For MGM it came down to a choice between New Jersey or retaining its partnership with Ho in Macau – a partnership it had pursued after losing out to Las Vegas competitors Wynn Resorts Ltd. and Las Vegas Sands Corp. in its initial proposal to build a casino in Macau when China opened its doors to foreign casino operators in 2002. There was no contest: Macau is the fastest-growing gambling centre in the world, having eclipsed Las Vegas in gambling revenue in 2006. In New Jersey’s Atlantic City, on the other hand, gambling revenue fell 25 per cent between 2006 and 2009. In May of this year, MGM announced it would sell its 50 per cent stake in the Borgata Hotel Casino & Spa in Atlantic City in order to retain its foothold in Macau.


That same month, Nathan decided he’d rather focus exclusively on Asia, leaving MGM in order to take charge of Vancouver’s Asian Coast Development and its Ho Tram project in Vietnam. The company has no association with Stanley Ho, Nathan says, although he declined to comment on whether anyone in Ho’s family is involved in the MGM Grand Ho Tram. (Nathan was unavailable for an interview for this story, although his publicist provided Nathan’s responses to submitted questions via email.)

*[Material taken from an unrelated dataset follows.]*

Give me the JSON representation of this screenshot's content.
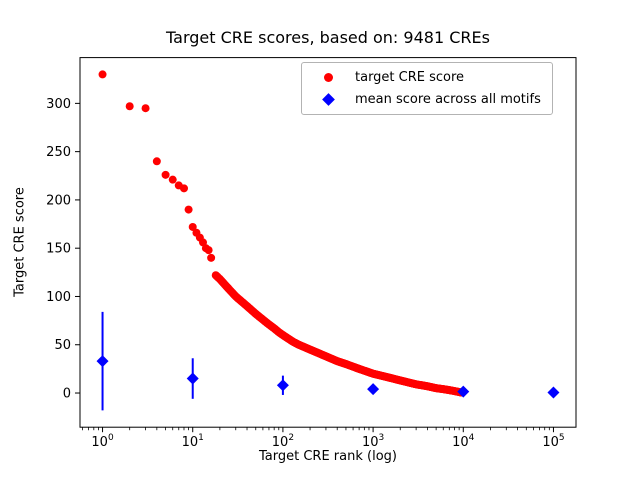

By coincidence, Pansy Ho, who holds a Canadian passport, had applied in 1996 to open a casino in Vancouver. At the time, her father had just finished building a $3.1-million private residence at the entrance to Stanley Park, and he had bought Vancouver’s Sutton Place Hotel three years earlier. Pansy Ho withdrew the casino application before a decision was rendered. The details of the application, and of any attendant Gaming Policy and Enforcement Branch background checks, remain confidential because B.C., unlike New Jersey, does not make details of gaming-licence applications available to the public.


Almost forgotten in this web of intrigue is perhaps the most important question of all: where’s the money? Nathan remains tight-lipped as to how much capital Asian Coast has raised, saying only that the first phase – the $400-million, 550-room MGM Grand Ho Tram – is on track to open in early 2013. Citing “various securities regulations,” he would not specify how much of the estimated $4.2-billion cost of the entire project the company has raised, saying only that the support of Harbinger Capital, and his own appointment as CEO, “have created an appropriate platform to get our company to where we need to go.”